On Wed, May 26, 2010 at 4:34 PM, David Goodman dgoodmanny@gmail.com wrote:
Are you saying that a _declining_ number of administrators means a _growth_ in bureaucracy? It would normally mean the opposite, either a loss of control, or that the ordinary members were taking the function upon themselves. What I see is a greater degree of control and uniformity, not driven by those in formal positions of authority.
No, I don't think there is any direct correlation between number of administrators (which is quantifiable) and growth in 'bureaucracy' (which is not). I'm referring to a general cultural shift that has occurred in the past couple years in various places (I could go into detail). "IAR" and the philosophy behind it is most definitely losing ground on Wikipedia, almost completely gone, and to the great detriment of people who frankly want to get shit done. That can be enforced by admins and regular users alike: it makes no particular difference.
If something I said implied otherwise, I was quite wrong to do so.
On Tue, Jun 1, 2010 at 7:18 AM, Abd ul-Rahman Lomax abd@lomaxdesign.com wrote:
At 12:56 AM 6/1/2010, Durova wrote:
Let's not mince words: Wikipedia administratorship can be a serious liability. The 'reward' for volunteering for this educational nonprofit
can
include getting one's real name Googlebombed, getting late night phone
calls
to one's home, and worse. The Wikimedia Foundation has never sent a cease and desist demand to the people who have made a years-long hobby of
driving
its administrators away.
Durova's history is a classic example. She was hounded by a screaming mob when she made a mistake, even though she recognized the error and undid it within an hour. She might have been desysopped had she not resigned, but that would have been a miscarriage of wikijustice. She should have been defended, but was not. And why? I've never really studied that.
While I've studied and have dealt with administrative abuse, the people who are most abused by the Wikipedia system are administrators, and that is probably a major source of abusive adminship.
I've argued for clear and strong rules for admin recusal, but what's often been missed is that this *protects* administrators from becoming over-involved in the mudslinging contests.
This is intensely problematic, and the current trend of strict (almost fanatical) adherence to the principle of administrator non-involvement is a serious barrier to the functioning of Wikipedia. We talk about how there is a lot of administrative work to be done, and I'll indicate to you that a reason there is so much work to be done is that administrators are regularly being prevented -- even punished! -- for doing it by these kinds of arbitrary rules. Smart administrators do not do the difficult work of wading into 'mudslinging contests' and trying to sort them out because the general community will *not* support them for their efforts, and as in my case, will actually consider them *responsible* for whatever further ugliness occurs after their involvement begins.
Administrator non-involvement is supposed to be advisable as a means to avoid possible conflicts of interest. Arbcom ruled that administrators should not use their sysop tools to further *their own position* in a content dispute. This was in my opinion a very wise choice of words, as it specifies exactly *what* is wrong with administrators using their sysop tools improperly.

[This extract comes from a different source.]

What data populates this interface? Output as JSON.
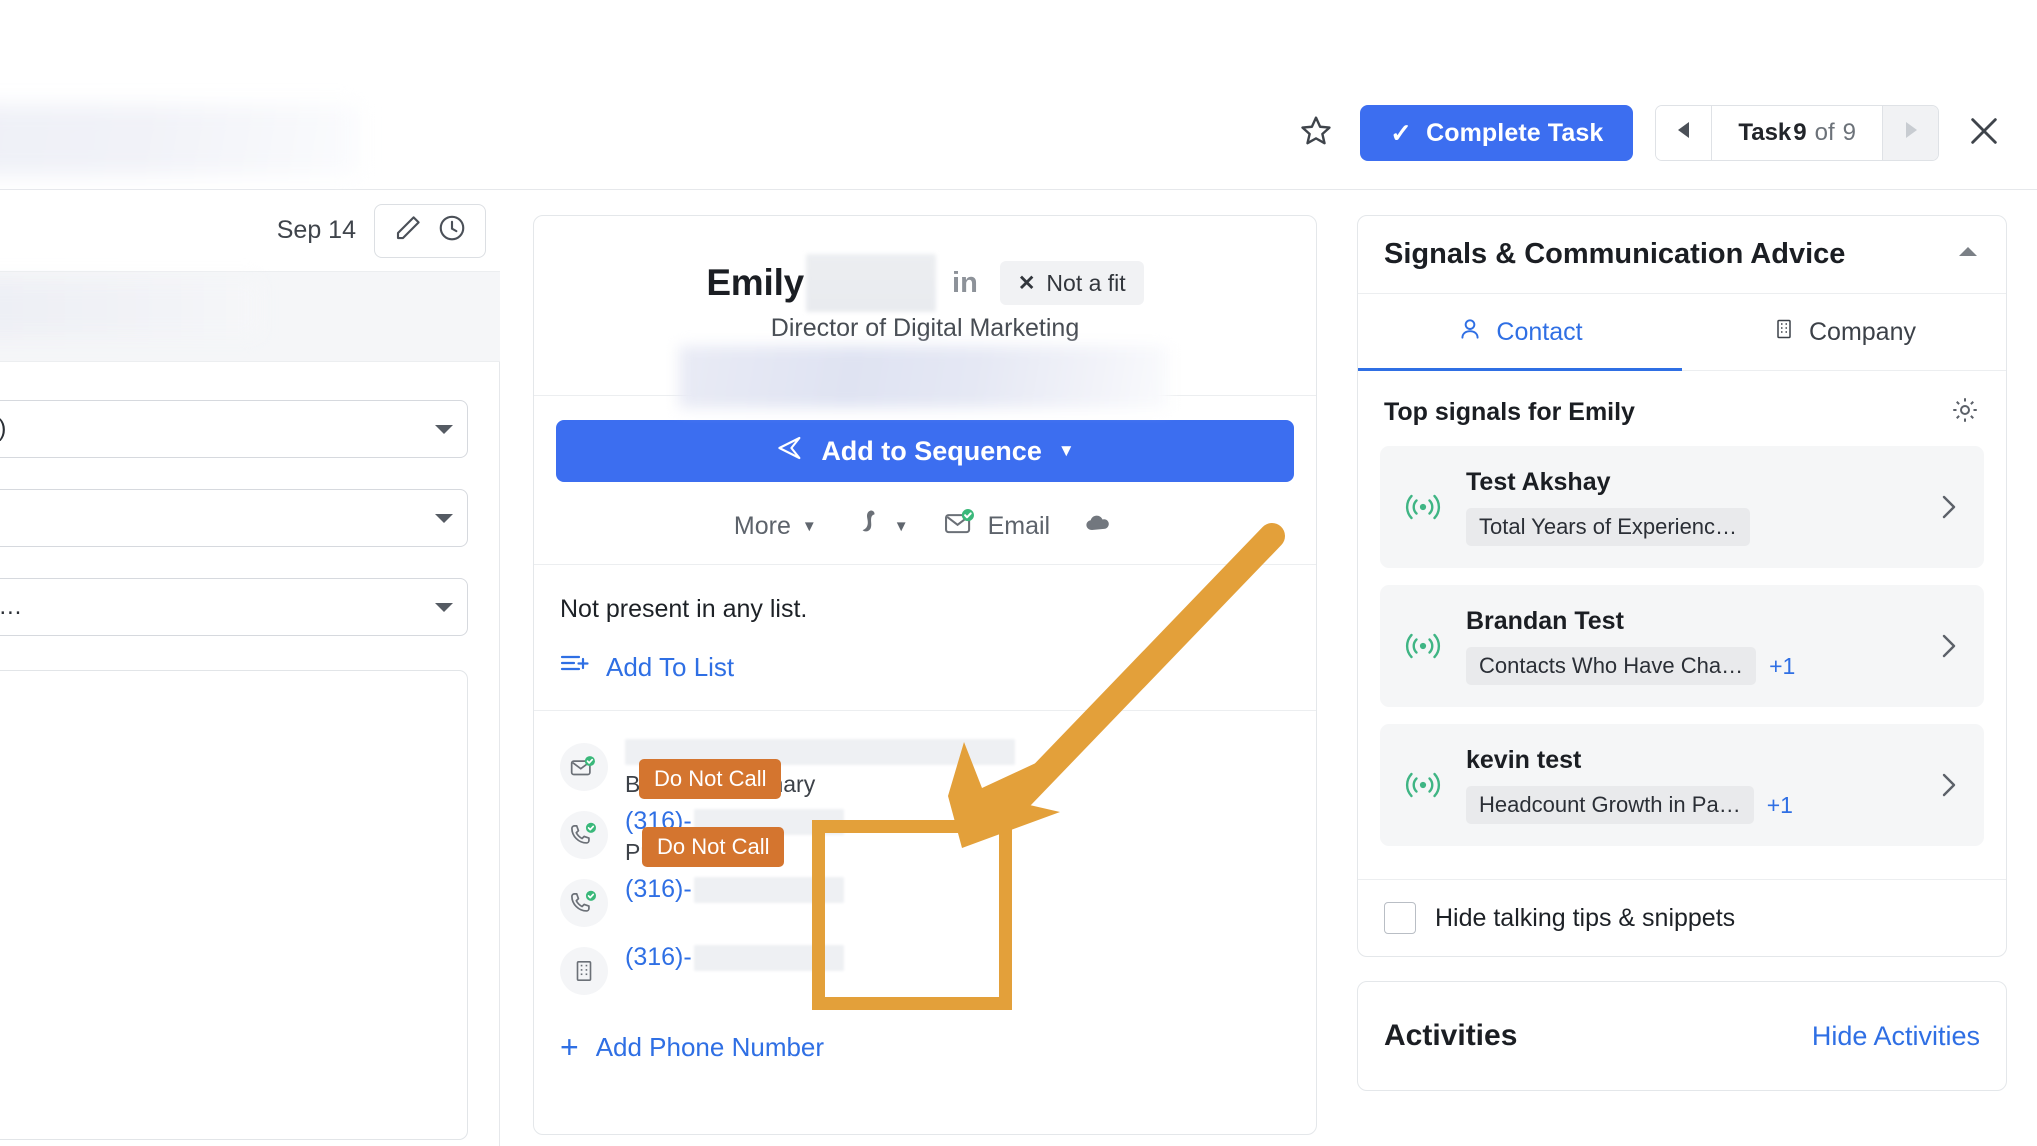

But in fact, non-involvement is interpreted far more broadly by the community. Administrators are now applying the principle of non-involvement as a way of saving face -- and their necks, because even the appearance of impropriety can be fatal where the community in general tends to side against administrators and assumes that an actual conflict of interest is occurring whenever an administrator even appears to have one. The result is that the smart people don't get involved in the hard cases, which creates an atmosphere of peace, but causes article content to suffer dramatically -- and those admins who don't have that street sense, like me, run afoul of the rules and get disillusioned and quit. Witch-hunts that result out of conflict-of-interest complaints are only one of many issues where administrators have no support at all for what they are doing.
This is a cultural problem that we really could change by coming to defense of administrators who are the subject of witch-hunts. I'm equally to blame for this, because I fell to "first they came for the gypsies" syndrome -- I should have spoken up when it was Durova and others, but I didn't, and then they came for me. But I can tell you, and I hope you all take this feedback seriously because most disillusioned admins who lost interest in doing this hard work won't bother to tell you why they quietly left, or quietly stopped doing the hard ugly work that nobody wants to do, that there is no reason at all for an administrator to do the ugly work of dealing with the worst situations on Wikipedia if they cannot depend on community support.
I still strongly believe in this project and want to help. But only a fool would continue to work as an administrator in this climate, so I'm gone until I get some indication that the climate has changed.